Need to Sign Your Code and Haven’t a Clue? Sigstore Can Help
Sigstore, the open source software signing service, is now available to everyone that needs to prove to a customer what’s what in their code. Which, by the way, is pretty much every commercial software developer on the planet.
Some good has come out of the Log4j vulnerability and SolarWinds disaster. No, seriously. It forced us to realize we had to really secure our software source code, supply chain security. Now the Open Source Security Foundation (OpenSSF)‘s Sigstore service is available for every programmer who needs it. That’s all of us.
Government Intervention
You see, the Biden administration has issued an executive order to improve software supply chain security. You can’t ignore building security into your software. Indeed, once the bipartisan Securing Open Source Software Act is passed, it may literally be the law.
So, since many of us don’t have a clue how to go about signing our software artifacts, the public release of Sigstore 1.0 couldn’t have come at a better time.
Sigstore is a free, open source software signing service. It improves software supply chain security by making it easy to cryptographically sign release files, container images, and binaries. Once signed, the signing record is kept in a tamper-proof public log. This gives software artifacts a safer chain of custody that can be secured and traced back to their source.
Key Features
It also has numerous other useful features. These include:
- Sigstore’s keyless signing gives a great developer experience and removes the need for painful key management.

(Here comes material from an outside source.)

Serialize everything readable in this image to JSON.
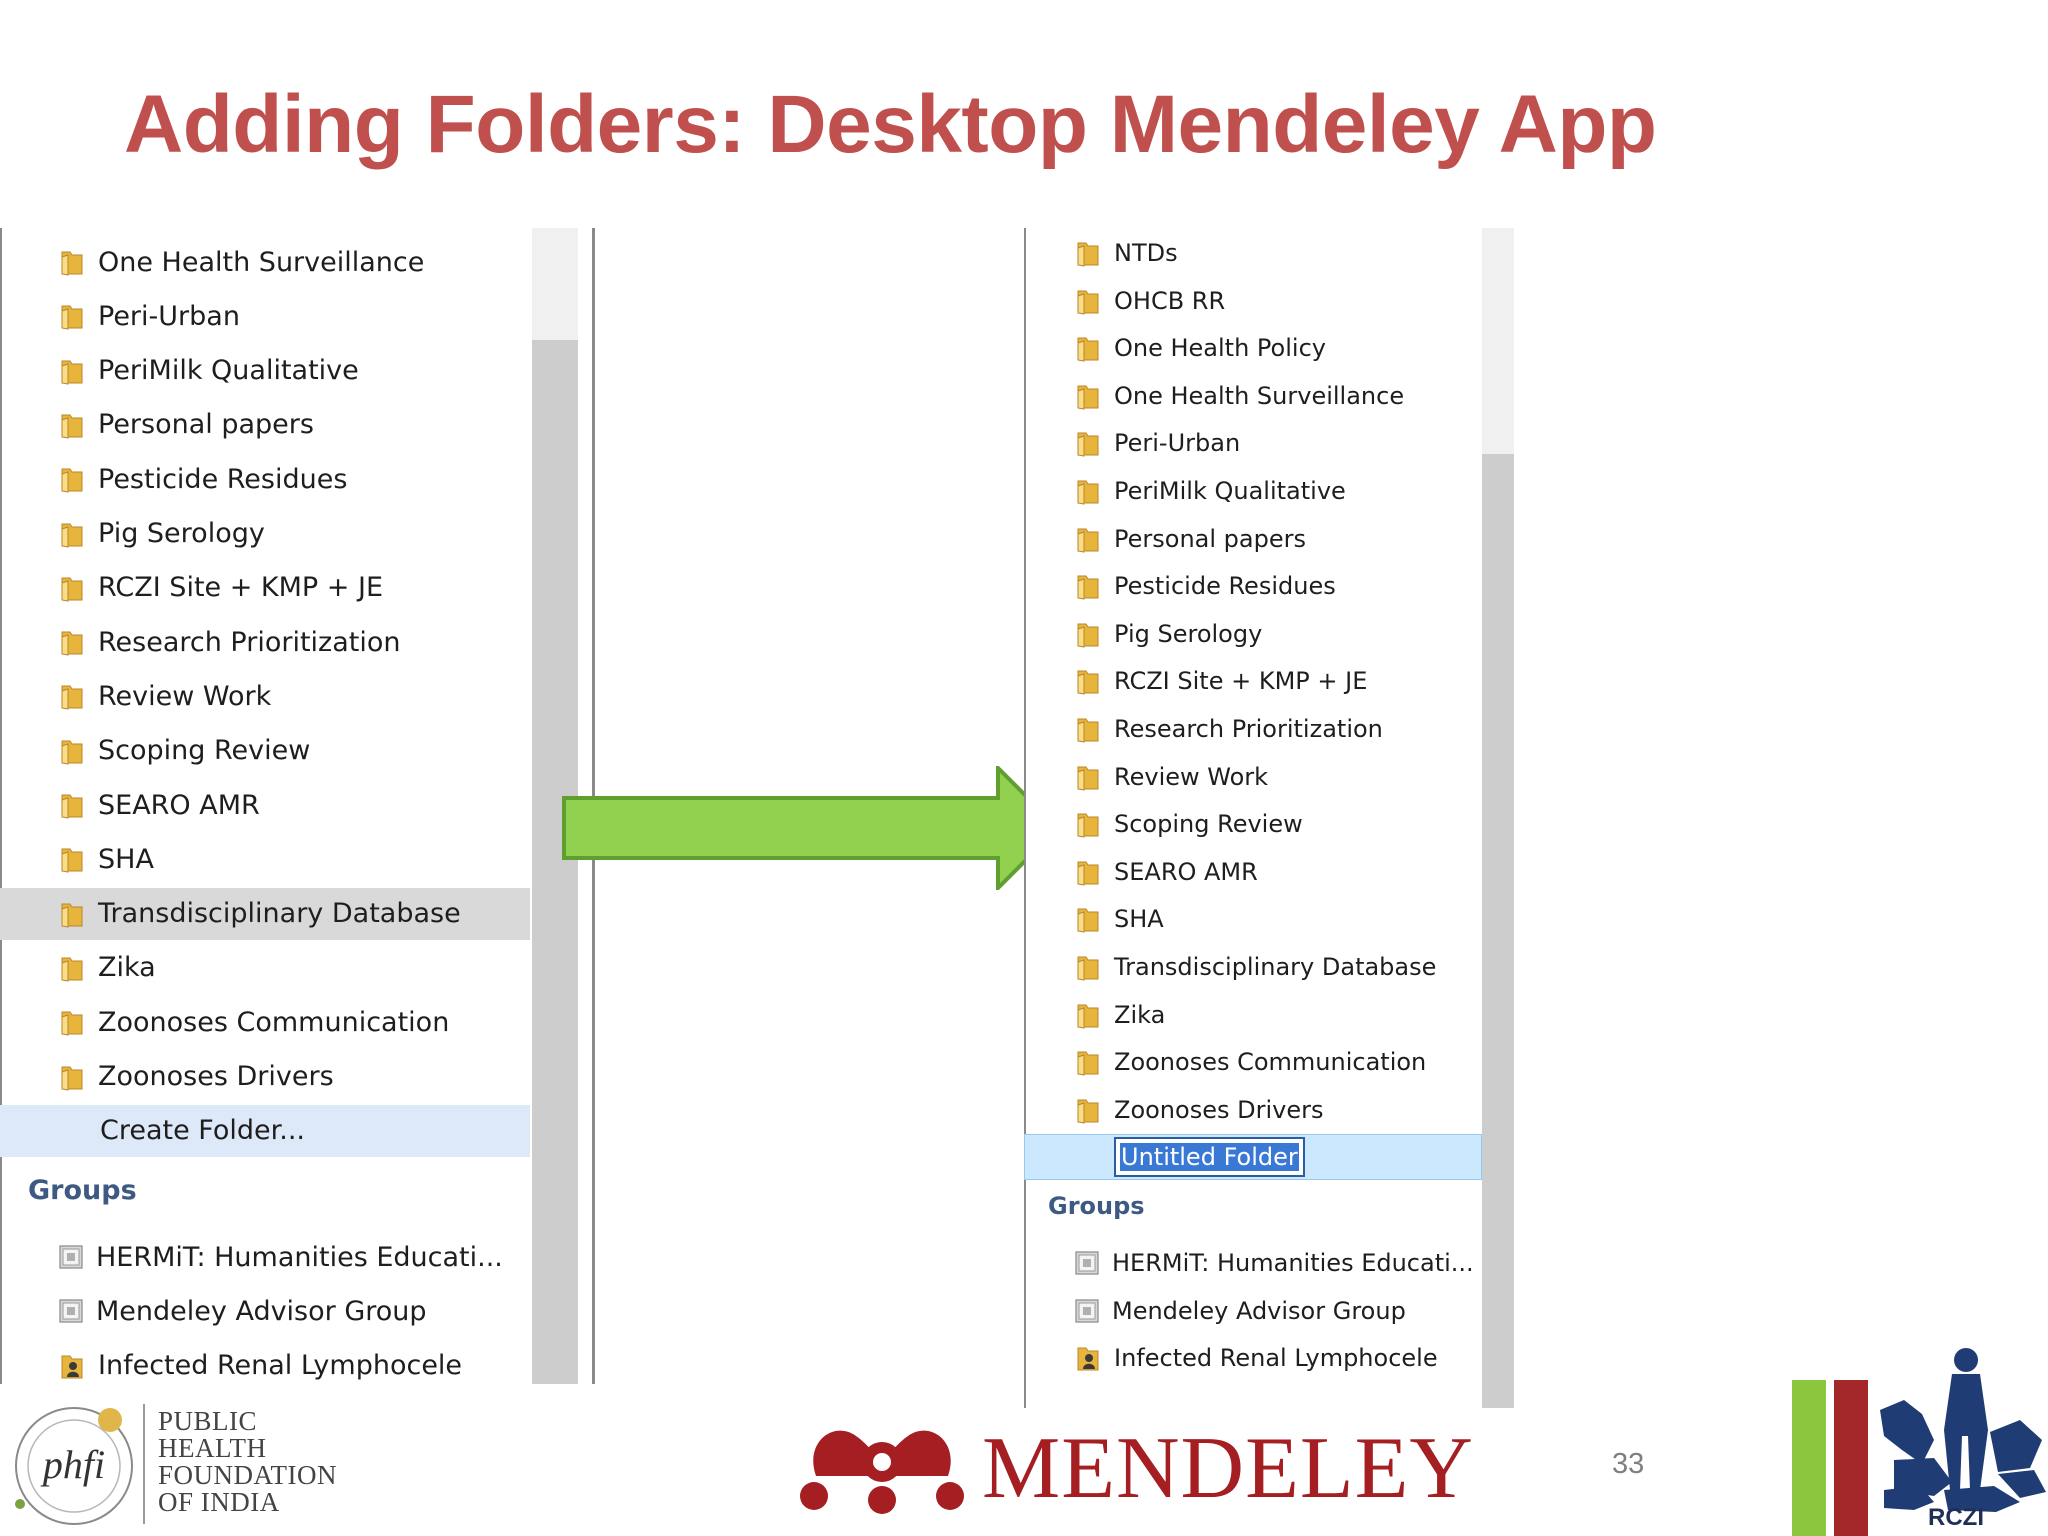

- Sigstore’s public transparency log (Rekor) and APIs mean consumers can easily verify signed artifacts.
- Thanks to Sigstore’s use of standards, such as support for any Open Container Initiative (OCI) artifact (including containers, Helm Charts, configuration files, and policy bundles) and OpenID Connect (OIDC), it can integrate seamlessly with other tools and services.
Available Services
Sigstore has also announced the general availability (GA) for the Rekor transparency log and Fulcio certificate authority public benefit services. According to Priya Wadhwa, a Sigstore Technical Steering Committee member, both the Rekor and Fulcio APIs are stable and will be supported for the long term.

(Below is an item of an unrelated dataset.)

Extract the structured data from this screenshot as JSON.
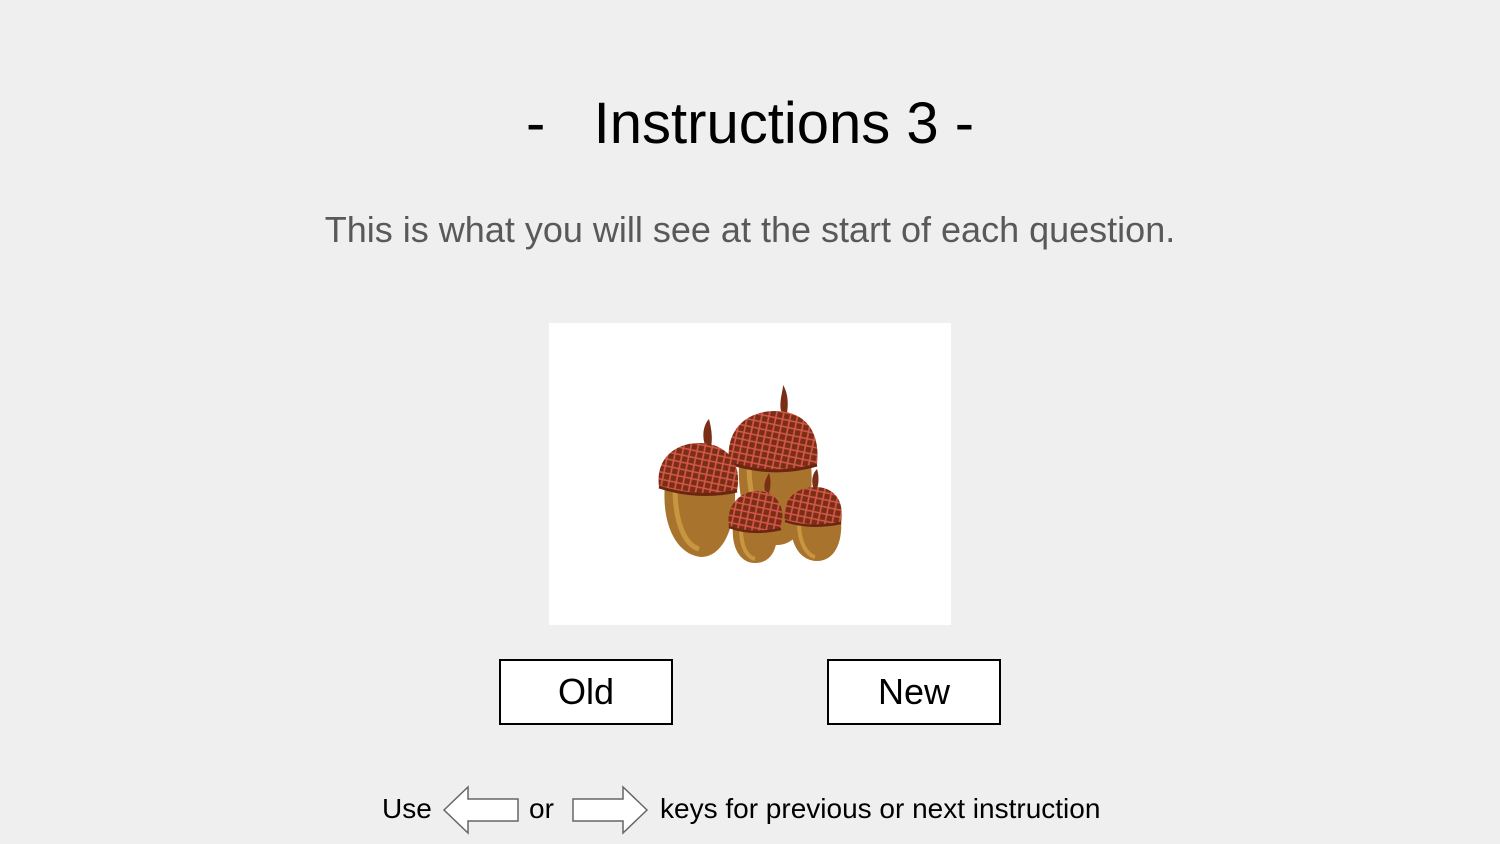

Wadhwa continued, “Sigstore has also set up a status page where users can check on the availability of these services. The community will continue to operate the service with a 99.5% uptime Service Level Objective (SLO) and round-the-clock pager support. This was possible thanks to the dedicated, multivendor Sigstore open source community, who fixed major bugs and added key features in both services over the past few months. A third-party security audit was also conducted to catch any potential vulnerabilities, and all findings have been addressed.
Made for Developers
In an interview at KubeCon North America in Detroit, Chainguard CEO and Sigstore co-creator Dan Lorenc explained that in practice, explained that while “there are rate limits in place, mostly just to prevent denial of service attacks and that kind of thing, they’re pretty generous.” In other words, developers shouldn’t have trouble using Sigstore.

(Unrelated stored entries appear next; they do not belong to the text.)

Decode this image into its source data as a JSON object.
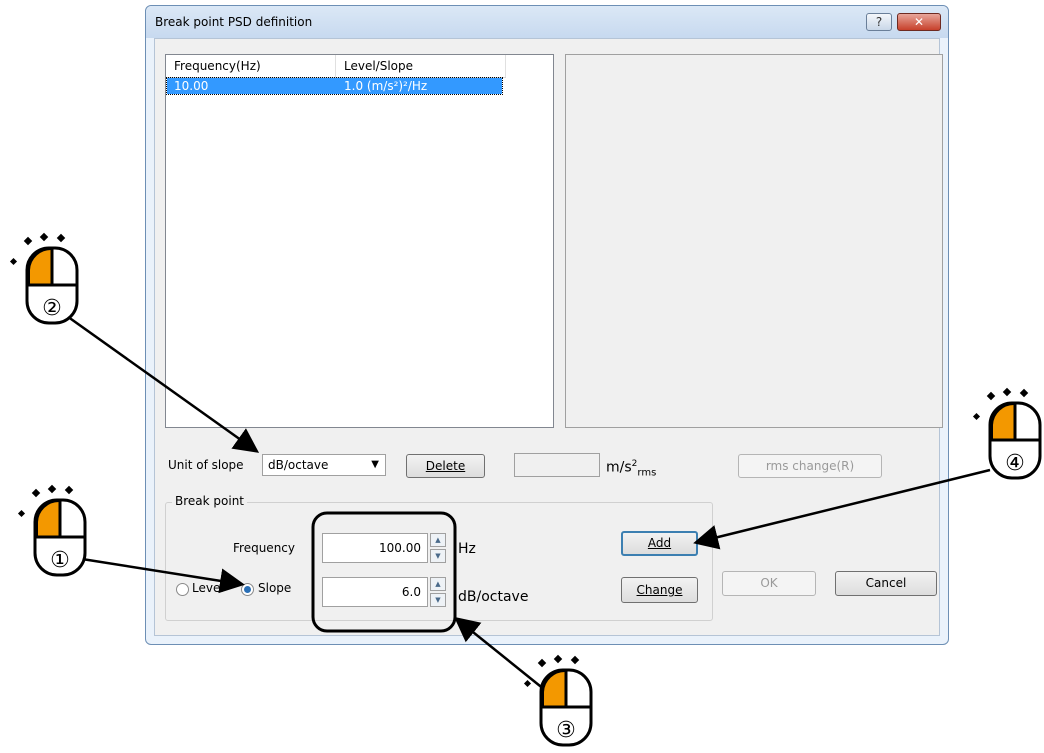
{
  "window": {
    "title": "Break point PSD definition",
    "help_glyph": "?",
    "close_glyph": "✕"
  },
  "list": {
    "columns": [
      "Frequency(Hz)",
      "Level/Slope"
    ],
    "rows": [
      {
        "frequency": "10.00",
        "level": "1.0 (m/s²)²/Hz"
      }
    ]
  },
  "controls": {
    "unit_of_slope_label": "Unit of slope",
    "unit_of_slope_value": "dB/octave",
    "delete_label": "Delete",
    "rms_unit_base": "m/s",
    "rms_unit_sup": "2",
    "rms_unit_sub": "rms",
    "rms_change_label": "rms change(R)"
  },
  "breakpoint": {
    "group_label": "Break point",
    "frequency_label": "Frequency",
    "frequency_value": "100.00",
    "frequency_unit": "Hz",
    "level_label": "Level",
    "slope_label": "Slope",
    "selected_mode": "Slope",
    "slope_value": "6.0",
    "slope_unit": "dB/octave"
  },
  "buttons": {
    "add_label": "Add",
    "change_label": "Change",
    "ok_label": "OK",
    "cancel_label": "Cancel"
  },
  "callouts": {
    "step1": "①",
    "step2": "②",
    "step3": "③",
    "step4": "④"
  },
  "colors": {
    "selection": "#3399ff",
    "mouse_button": "#f39800"
  }
}
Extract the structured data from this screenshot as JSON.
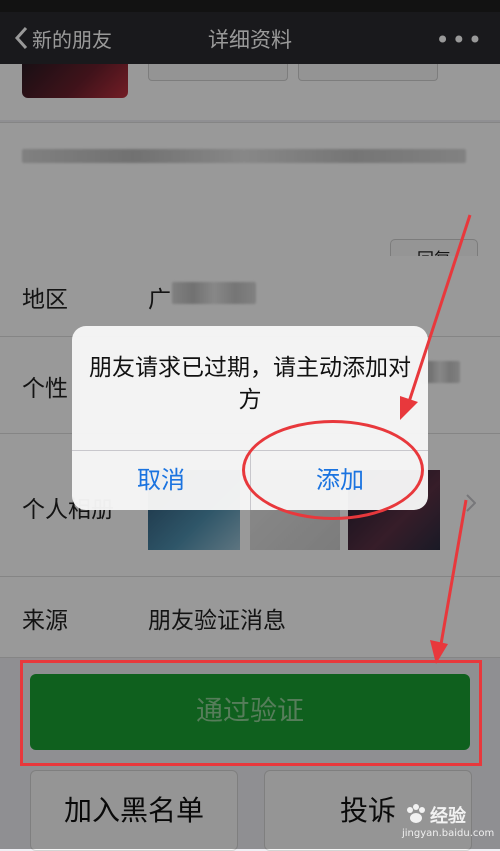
{
  "nav": {
    "back_label": "新的朋友",
    "title": "详细资料",
    "more_icon": "more-icon"
  },
  "profile": {
    "reply_label": "回复"
  },
  "rows": {
    "region": {
      "label": "地区",
      "value": "广"
    },
    "signature": {
      "label": "个性"
    },
    "album": {
      "label": "个人相册"
    },
    "source": {
      "label": "来源",
      "value": "朋友验证消息"
    }
  },
  "dialog": {
    "message": "朋友请求已过期，请主动添加对方",
    "cancel_label": "取消",
    "add_label": "添加"
  },
  "actions": {
    "verify_label": "通过验证",
    "blacklist_label": "加入黑名单",
    "report_label": "投诉"
  },
  "watermark": {
    "brand": "经验",
    "site": "jingyan.baidu.com"
  },
  "colors": {
    "accent_green": "#1aa033",
    "dialog_blue": "#1a73e0",
    "annotation_red": "#e8383c"
  }
}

Even in beta, Sigstore has proven its worth. So far, over four million signatures have been logged using Sigstore. Two of the world’s largest open source communities, Kubernetes and Python, have adopted Sigstore’s wax seal of authenticity by signing their production releases with Sigstore. Most recently, npm has been actively working to integrate Sigstore,
Because of Sigstore, Brian Behlendorf, OpenSSF’s General Manager, said,
“Signatures on software components are an essential part of securing the global software supply chain. Before Sigstore, only the last mile to the consumer was well secured. Now we can be assured of the integrity of the upstream components we depend upon with an easy-to-use toolkit and service. Kudos to the Sigstore developers, advocates, and other contributors for getting not just to 1.0 but already to widespread implementation and impact.”
The result? Wadhwa claims, “Sigstore has rapidly become the standard for signing, verifying, and protecting software, so it’s great to announce the general availability to remove one last barrier for more widespread adoption during a time when software supply chain security is more important than ever.”
I agree with her. Sigstore is well on its way to becoming the signing standard. And the fact that it’s open source and available as a service only makes it more compelling. In a world that desperately needs secure software, Sigstrore 1.0 has come at just the right time.